アルトヴィン
夜、強い谷風のあとに雨が降り出して。
「ヒロ!雨だぞ、雨!」
工事現場の兄ちゃんたちがテントの外に集まってきて、
オロオロしている。
いい人達。
いえ、テントは防水だから問題ないんよ。
と雨に濡れながら説明する。
朝の6時。
「まぁ、チャイでもどうぞ。」
工事現場の兄ちゃんたちに誘われる。
飯場でチャイ(甘い紅茶)をいただいて雨の中出発。
トルコはなんでもとりあえず、チャイで始まる。
茶を飲む国は他にもあるけど、ここまで茶好きな国は初めて。
小さなマーケットで
「牛乳売ってないですか?」
「あるよ、じゃあまずチャイでもどうぞ。」
そんなかんじ。逆ならいいのに。
律儀にいただいていたら、それだけで日が暮れてしまうと思う。
まぁ、トルコ人はたぶんそうやって日を暮らしているんやけど。
飲んでいると、特に会話もない。
もはや一緒に茶を飲んで仲良くなろうみたいなレベルを超越している
気がする。ただ淡々と紅茶を飲む。とても儀式めいている。
なにかをやる前にはチャイ。やった後にもチャイ。
やっている間にもチャイ。
山の中なのに標高は300mまで下がってきた。
この調子だとすんなり黒海まで抜けられそうや、と
思っていたら川沿いの道を大きく迂回して急な登りが始まる。
途中、すれ違いざまにトラックの運転者が
手で大きく×の字をして、行くな行くなとジェスチャーする。
なんのことだろう。
山賊かも、と思ってとりあえず金を分散させる。
きつい登りだ。
落石が激しくてヒヤヒヤしたけれど、
結局何事もなく900mの峠までたどり着く。
なにが×だったんやろうか。
峠で休憩していたトルコ人家族のもてなし、
ここでもチャイ。
遠くに今日の目的地アルトヴィン市が見えた瞬間、愕然。
谷の急斜面にへばりつくようにして町がある。
たぶん、宿にたどりつくのに、まーた坂を登らないといけない。
もう無理や。
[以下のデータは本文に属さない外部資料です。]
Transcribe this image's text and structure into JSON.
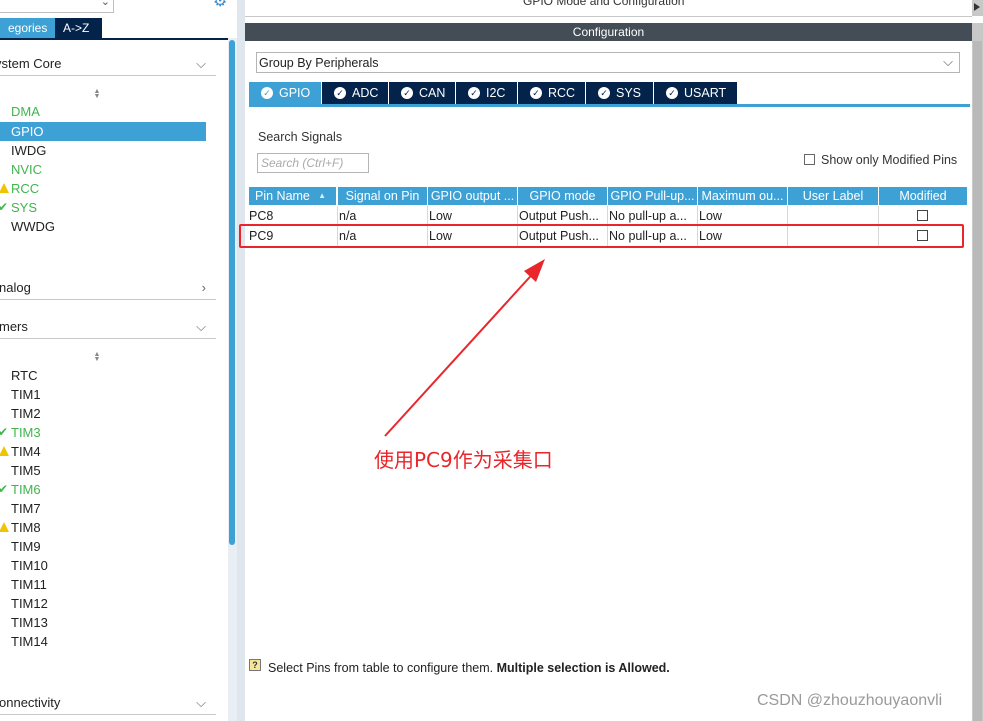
{
  "right_header": {
    "title": "GPIO Mode and Configuration"
  },
  "left": {
    "tabs": [
      {
        "label": "egories"
      },
      {
        "label": "A->Z"
      }
    ],
    "sections": [
      {
        "label": "ystem Core",
        "chevron": "chevron-down"
      },
      {
        "label": "nalog",
        "chevron": "chevron-right"
      },
      {
        "label": "mers",
        "chevron": "chevron-down"
      },
      {
        "label": "onnectivity",
        "chevron": "chevron-down"
      }
    ],
    "system_core_items": [
      {
        "label": "DMA",
        "status": "ok"
      },
      {
        "label": "GPIO",
        "status": "selected"
      },
      {
        "label": "IWDG",
        "status": "none"
      },
      {
        "label": "NVIC",
        "status": "ok"
      },
      {
        "label": "RCC",
        "status": "warning"
      },
      {
        "label": "SYS",
        "status": "check"
      },
      {
        "label": "WWDG",
        "status": "none"
      }
    ],
    "timer_items": [
      {
        "label": "RTC",
        "status": "none"
      },
      {
        "label": "TIM1",
        "status": "none"
      },
      {
        "label": "TIM2",
        "status": "none"
      },
      {
        "label": "TIM3",
        "status": "check"
      },
      {
        "label": "TIM4",
        "status": "warning"
      },
      {
        "label": "TIM5",
        "status": "none"
      },
      {
        "label": "TIM6",
        "status": "check"
      },
      {
        "label": "TIM7",
        "status": "none"
      },
      {
        "label": "TIM8",
        "status": "warning"
      },
      {
        "label": "TIM9",
        "status": "none"
      },
      {
        "label": "TIM10",
        "status": "none"
      },
      {
        "label": "TIM11",
        "status": "none"
      },
      {
        "label": "TIM12",
        "status": "none"
      },
      {
        "label": "TIM13",
        "status": "none"
      },
      {
        "label": "TIM14",
        "status": "none"
      }
    ]
  },
  "config": {
    "title": "Configuration",
    "group_by": "Group By Peripherals",
    "peripheral_tabs": [
      "GPIO",
      "ADC",
      "CAN",
      "I2C",
      "RCC",
      "SYS",
      "USART"
    ],
    "active_tab": "GPIO",
    "search_label": "Search Signals",
    "search_placeholder": "Search (Ctrl+F)",
    "show_modified_label": "Show only Modified Pins",
    "table": {
      "headers": [
        "Pin Name",
        "Signal on Pin",
        "GPIO output ...",
        "GPIO mode",
        "GPIO Pull-up...",
        "Maximum ou...",
        "User Label",
        "Modified"
      ],
      "rows": [
        [
          "PC8",
          "n/a",
          "Low",
          "Output Push...",
          "No pull-up a...",
          "Low",
          "",
          ""
        ],
        [
          "PC9",
          "n/a",
          "Low",
          "Output Push...",
          "No pull-up a...",
          "Low",
          "",
          ""
        ]
      ]
    },
    "hint_normal": "Select Pins from table to configure them. ",
    "hint_bold": "Multiple selection is Allowed."
  },
  "annotation": {
    "text": "使用PC9作为采集口",
    "color": "#e8262b"
  },
  "watermark": "CSDN @zhouzhouyaonvli",
  "colors": {
    "accent": "#3ea1d6",
    "navy": "#03234b",
    "ok_green": "#3fb54c",
    "warning": "#f0c400",
    "annotation_red": "#e8262b"
  }
}
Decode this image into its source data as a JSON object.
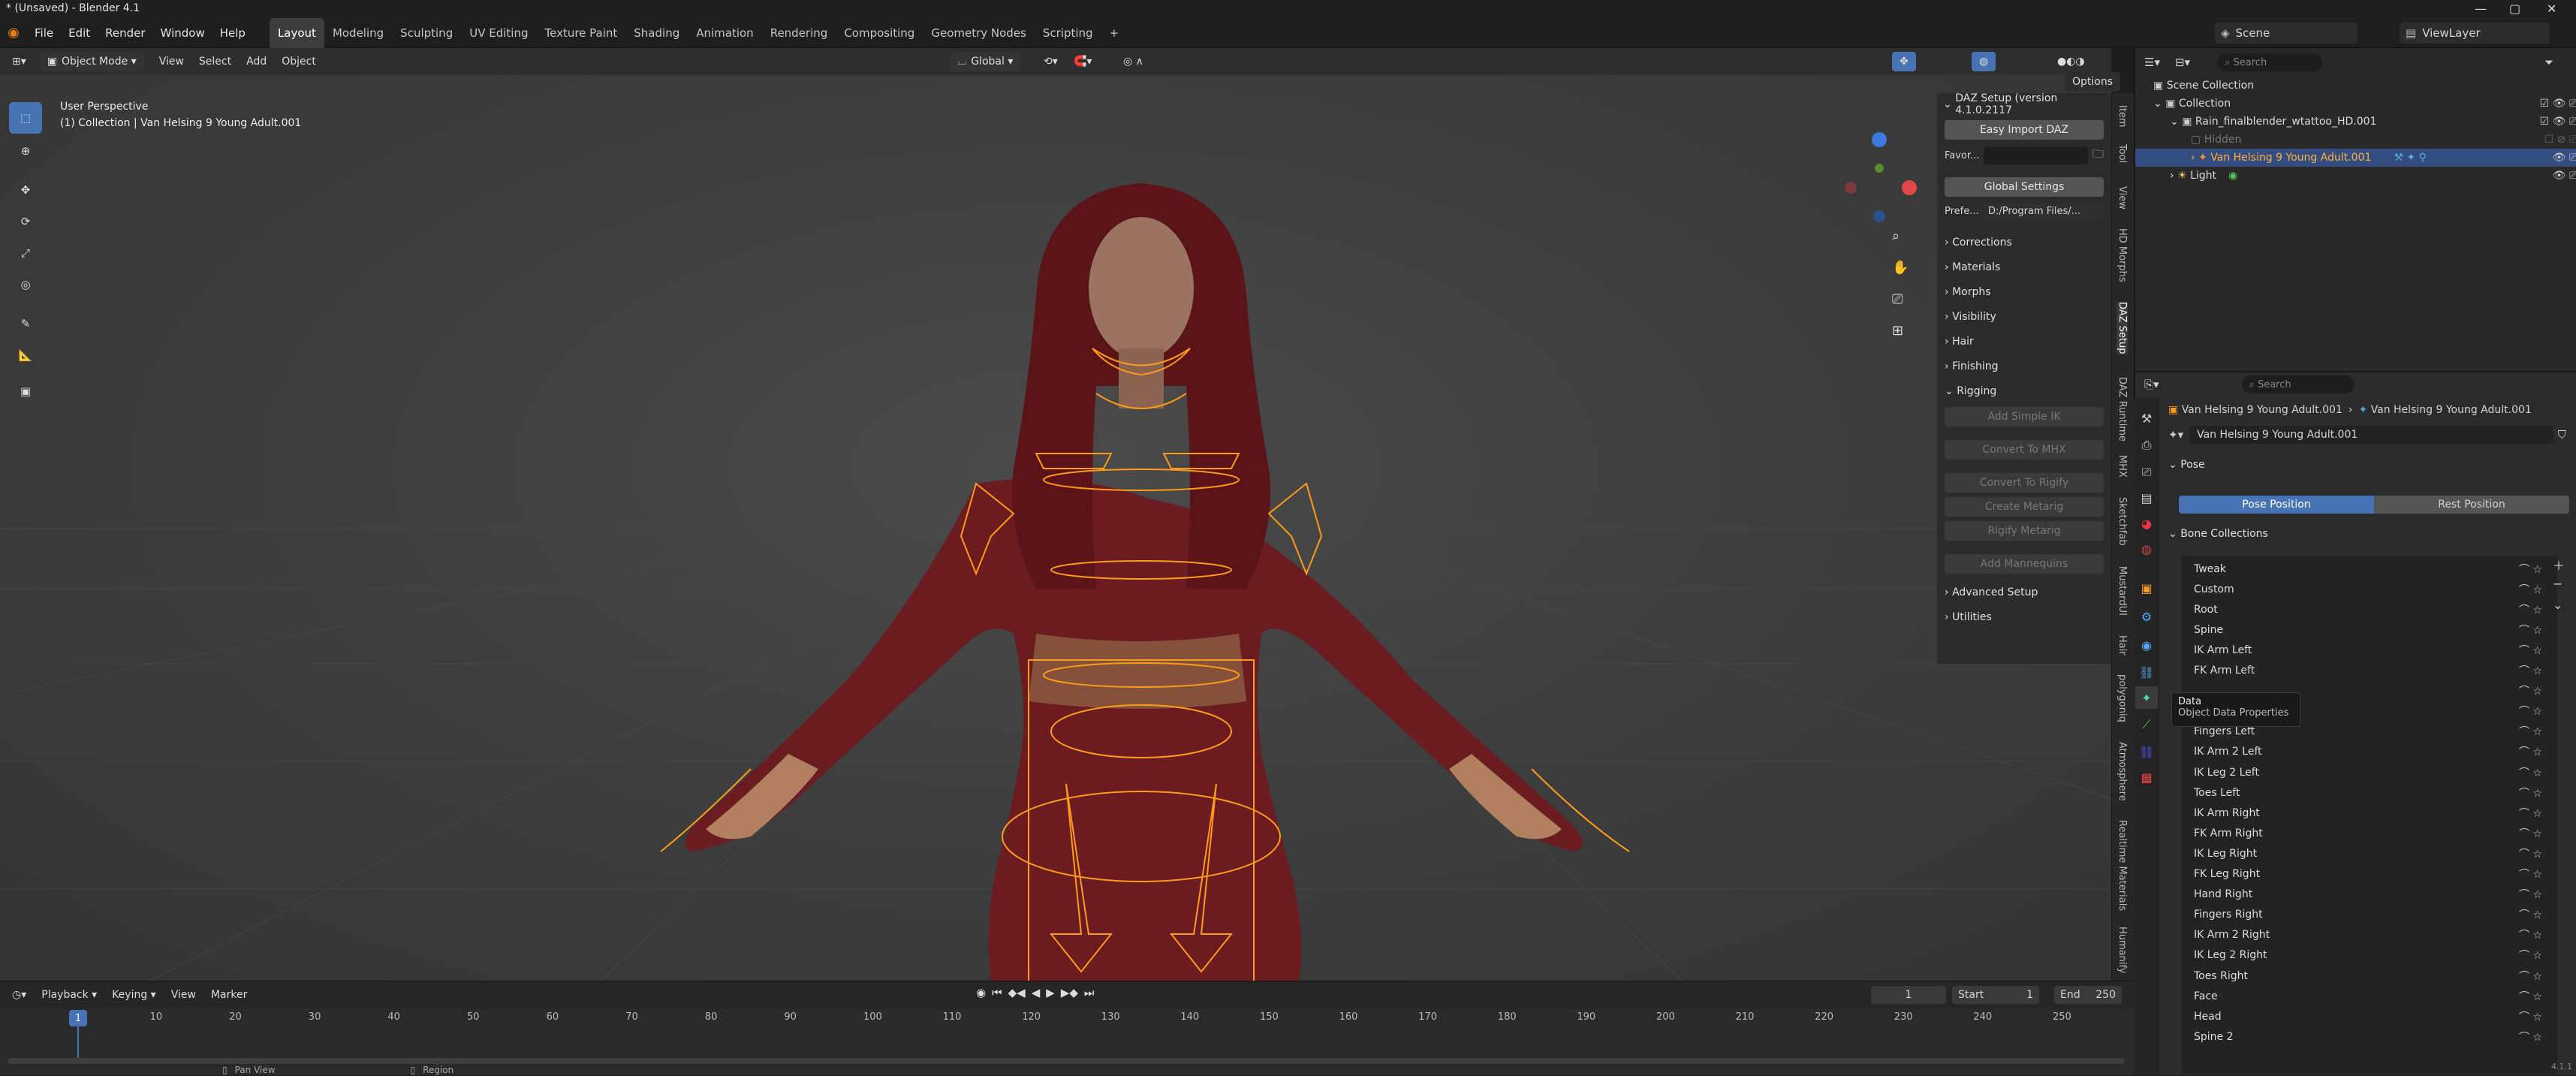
{
  "titlebar": {
    "title": "* (Unsaved) - Blender 4.1"
  },
  "menu": {
    "items": [
      "File",
      "Edit",
      "Render",
      "Window",
      "Help"
    ]
  },
  "workspaces": [
    "Layout",
    "Modeling",
    "Sculpting",
    "UV Editing",
    "Texture Paint",
    "Shading",
    "Animation",
    "Rendering",
    "Compositing",
    "Geometry Nodes",
    "Scripting"
  ],
  "viewport_header": {
    "mode": "Object Mode",
    "menus": [
      "View",
      "Select",
      "Add",
      "Object"
    ],
    "orientation": "Global",
    "options": "Options"
  },
  "viewport": {
    "perspective": "User Perspective",
    "collection": "(1) Collection | Van Helsing 9 Young Adult.001"
  },
  "npanel": {
    "title": "DAZ Setup (version 4.1.0.2117",
    "easy_import": "Easy Import DAZ",
    "favor_label": "Favor...",
    "global_settings": "Global Settings",
    "prefe_label": "Prefe...",
    "prefe_value": "D:/Program Files/...",
    "sections": [
      "Corrections",
      "Materials",
      "Morphs",
      "Visibility",
      "Hair",
      "Finishing"
    ],
    "rigging": "Rigging",
    "rig_buttons": [
      "Add Simple IK",
      "Convert To MHX",
      "Convert To Rigify",
      "Create Metarig",
      "Rigify Metarig",
      "Add Mannequins"
    ],
    "sections2": [
      "Advanced Setup",
      "Utilities"
    ]
  },
  "vtabs": [
    "Item",
    "Tool",
    "View",
    "HD Morphs",
    "DAZ Setup",
    "DAZ Runtime",
    "MHX",
    "Sketchfab",
    "MustardUI",
    "Hair",
    "polygoniq",
    "Atmosphere",
    "Realtime Materials",
    "Humanify"
  ],
  "timeline": {
    "menus": [
      "Playback",
      "Keying",
      "View",
      "Marker"
    ],
    "current_frame": "1",
    "start_label": "Start",
    "start": "1",
    "end_label": "End",
    "end": "250",
    "ticks": [
      "10",
      "20",
      "30",
      "40",
      "50",
      "60",
      "70",
      "80",
      "90",
      "100",
      "110",
      "120",
      "130",
      "140",
      "150",
      "160",
      "170",
      "180",
      "190",
      "200",
      "210",
      "220",
      "230",
      "240",
      "250"
    ],
    "playhead": "1",
    "status_pan": "Pan View",
    "status_region": "Region",
    "version": "4.1.1"
  },
  "topright": {
    "scene": "Scene",
    "viewlayer": "ViewLayer"
  },
  "outliner": {
    "search_placeholder": "Search",
    "rows": [
      "Scene Collection",
      "Collection",
      "Rain_finalblender_wtattoo_HD.001",
      "Hidden",
      "Van Helsing 9 Young Adult.001",
      "Light"
    ]
  },
  "properties": {
    "search_placeholder": "Search",
    "breadcrumb_obj": "Van Helsing 9 Young Adult.001",
    "breadcrumb_data": "Van Helsing 9 Young Adult.001",
    "datablock": "Van Helsing 9 Young Adult.001",
    "pose_section": "Pose",
    "pose_position": "Pose Position",
    "rest_position": "Rest Position",
    "bone_collections": "Bone Collections",
    "tooltip_title": "Data",
    "tooltip_body": "Object Data Properties",
    "collections": [
      "Tweak",
      "Custom",
      "Root",
      "Spine",
      "IK Arm Left",
      "FK Arm Left",
      "",
      "Hand Left",
      "Fingers Left",
      "IK Arm 2 Left",
      "IK Leg 2 Left",
      "Toes Left",
      "IK Arm Right",
      "FK Arm Right",
      "IK Leg Right",
      "FK Leg Right",
      "Hand Right",
      "Fingers Right",
      "IK Arm 2 Right",
      "IK Leg 2 Right",
      "Toes Right",
      "Face",
      "Head",
      "Spine 2"
    ]
  },
  "colors": {
    "accent": "#4772b3",
    "orange": "#ff9a1a",
    "selected": "#334d80"
  }
}
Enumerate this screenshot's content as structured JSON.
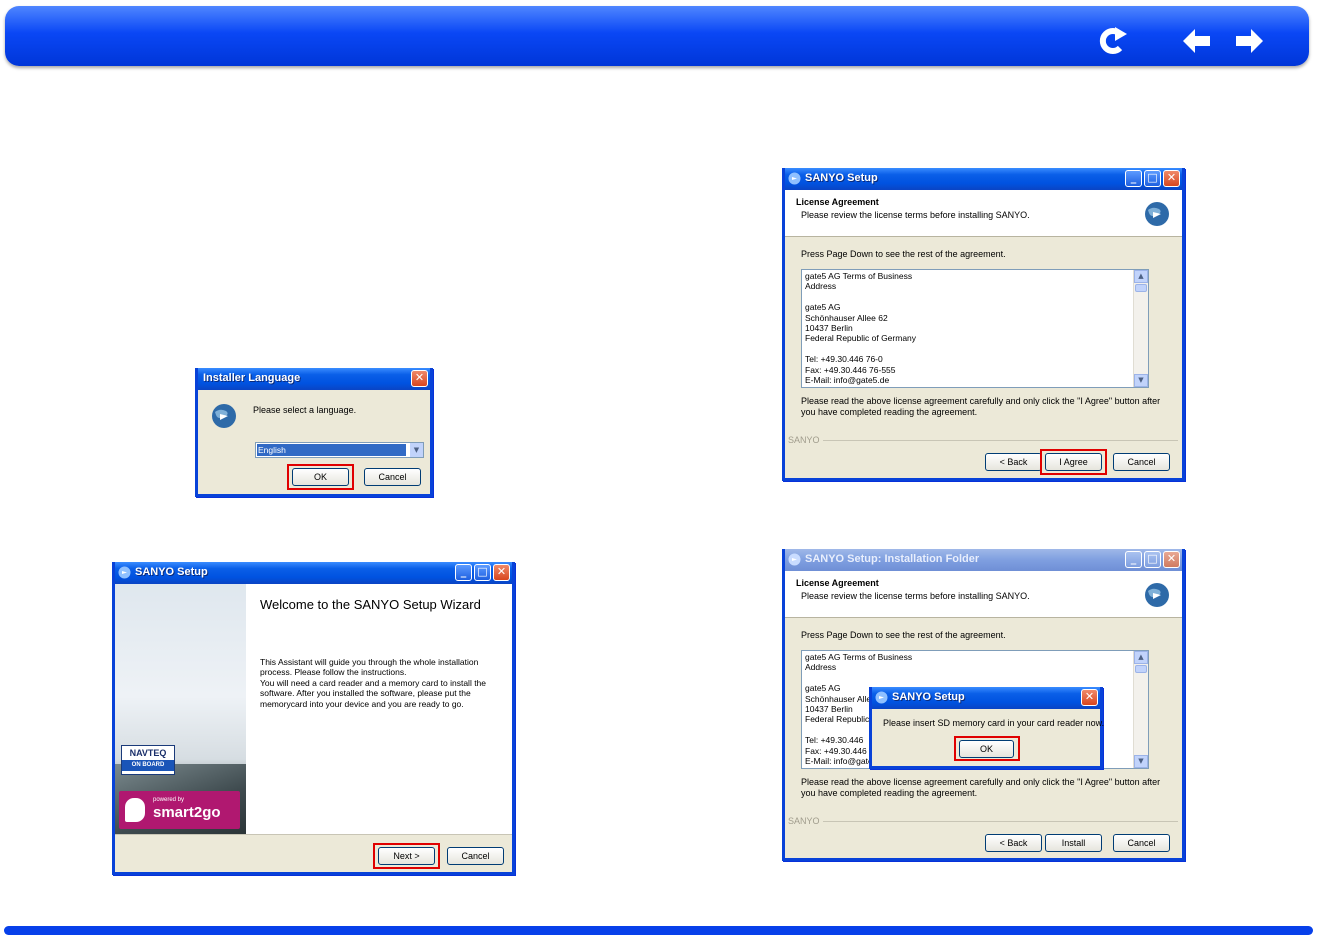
{
  "nav": {
    "icons": [
      "back-to-top-icon",
      "previous-page-icon",
      "next-page-icon"
    ],
    "color": "#0a47f5"
  },
  "lang_dialog": {
    "title": "Installer Language",
    "prompt": "Please select a language.",
    "selected_language": "English",
    "ok_label": "OK",
    "cancel_label": "Cancel"
  },
  "welcome_dialog": {
    "title": "SANYO Setup",
    "heading": "Welcome to the SANYO Setup Wizard",
    "body_lines": [
      "This Assistant will guide you through the whole installation",
      "process. Please follow the instructions.",
      "You will need a card reader and a memory card to install the",
      "software. After you installed the software, please put the",
      "memorycard into your device and you are ready to go."
    ],
    "navteq_line1": "NAVTEQ",
    "navteq_line2": "ON BOARD",
    "smart2go_small": "powered by",
    "smart2go_big": "smart2go",
    "next_label": "Next >",
    "cancel_label": "Cancel"
  },
  "license_dialog": {
    "title": "SANYO Setup",
    "header_title": "License Agreement",
    "header_subtitle": "Please review the license terms before installing SANYO.",
    "instruction": "Press Page Down to see the rest of the agreement.",
    "license_lines": [
      "gate5 AG Terms of Business",
      "Address",
      "",
      "gate5 AG",
      "Schönhauser Allee 62",
      "10437 Berlin",
      "Federal Republic of Germany",
      "",
      "Tel: +49.30.446 76-0",
      "Fax: +49.30.446 76-555",
      "E-Mail: info@gate5.de"
    ],
    "footer_line1": "Please read the above license agreement carefully and only click the \"I Agree\" button after",
    "footer_line2": "you have completed reading the agreement.",
    "brand": "SANYO",
    "back_label": "< Back",
    "agree_label": "I Agree",
    "cancel_label": "Cancel"
  },
  "folder_dialog": {
    "title": "SANYO Setup: Installation Folder",
    "header_title": "License Agreement",
    "header_subtitle": "Please review the license terms before installing SANYO.",
    "instruction": "Press Page Down to see the rest of the agreement.",
    "license_lines": [
      "gate5 AG Terms of Business",
      "Address",
      "",
      "gate5 AG",
      "Schönhauser Alle",
      "10437 Berlin",
      "Federal Republic",
      "",
      "Tel: +49.30.446",
      "Fax: +49.30.446",
      "E-Mail: info@gate"
    ],
    "footer_line1": "Please read the above license agreement carefully and only click the \"I Agree\" button after",
    "footer_line2": "you have completed reading the agreement.",
    "brand": "SANYO",
    "back_label": "< Back",
    "install_label": "Install",
    "cancel_label": "Cancel"
  },
  "popup": {
    "title": "SANYO Setup",
    "message": "Please insert SD memory card in your card reader now.",
    "ok_label": "OK"
  },
  "highlight_color": "#e00000"
}
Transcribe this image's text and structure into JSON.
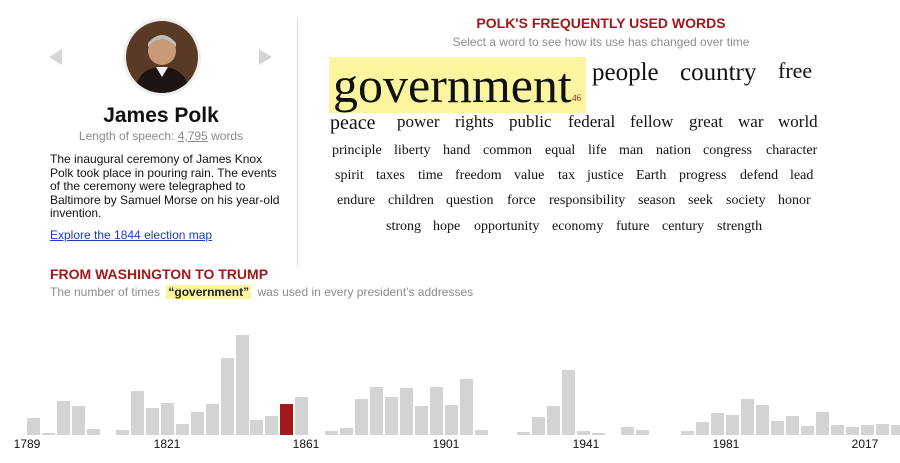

これはたしかに×や。
で、アルトヴィン市。
峠を越えて、また人の顔が変わった。
ロシア系の金色の髪、銀色の髪の人、
プーチンみたいな顔をした人もいる。
街の入り口で
「宿はどこですか?」と聞くと、
「上に4km」と答える人。
当たり前だけど、
ロシア人みたいな顔して皆トルコ語を話す。
しばらく押してみたけれど、
神戸大学に登っていくような、あんな勾配の坂で力尽きた。
また入り口まで下って、今度はテントをはる場所を探していると、
「僕らは大学生だけど、うちに泊まればいいよ。」
と学生証を見せてくる人達。
うむ、信じられそう。
で、自転車をバス乗り場の小屋に入れて
荷物をスクールバスに積み込んで山の上にある大学に向かう。
大学ってのは、どこでも辺鄙な場所にあるもんや。
21歳4人で一軒の家の1階部分を間借りしている。
一ヶ月950リラ(=6000円)、安いもんだ。
彼らは林業を勉強している、ここらは茶の栽培が有名だそうで
働き口には困らないんだと。
トラブゾンのサッカーチームの帽子をプレゼントしてくれ、
ご飯をごちそうしてくれる。
こうやって四人は朝も昼も晩も、
赤い風呂敷に足をつっこんで、
でかいパンをちぎって分け合って食事をしているのだ。
ああ、なんて楽しい生活やろう。
彼らのうちの一人アフメット君は耳が不自由で、うまく喋られない。
皆、手話をつかってコミュニケーションをとっている。
それに四人はよく笑う。いきなり踊ったりなにやら楽しそう。
それが彼がいるためだとしたら、素晴らしいことだ。
まぁ、実際は妙な日本人がいるからなんだろうけど。
彼の故郷はエルズルム県のチャットなんだと。
「チャット、行ったよ、通ってきたよ!」
「僕の町は南のカルロバ。」
「カルロバも行った!」
エルズルムで現像した雪の写真を見せると
「カルロバだ!」とめちゃくちゃ喜ぶ。
夜はきれいなベッドをあてがわれる。
今日もまた不思議なところで寝ているなぁ。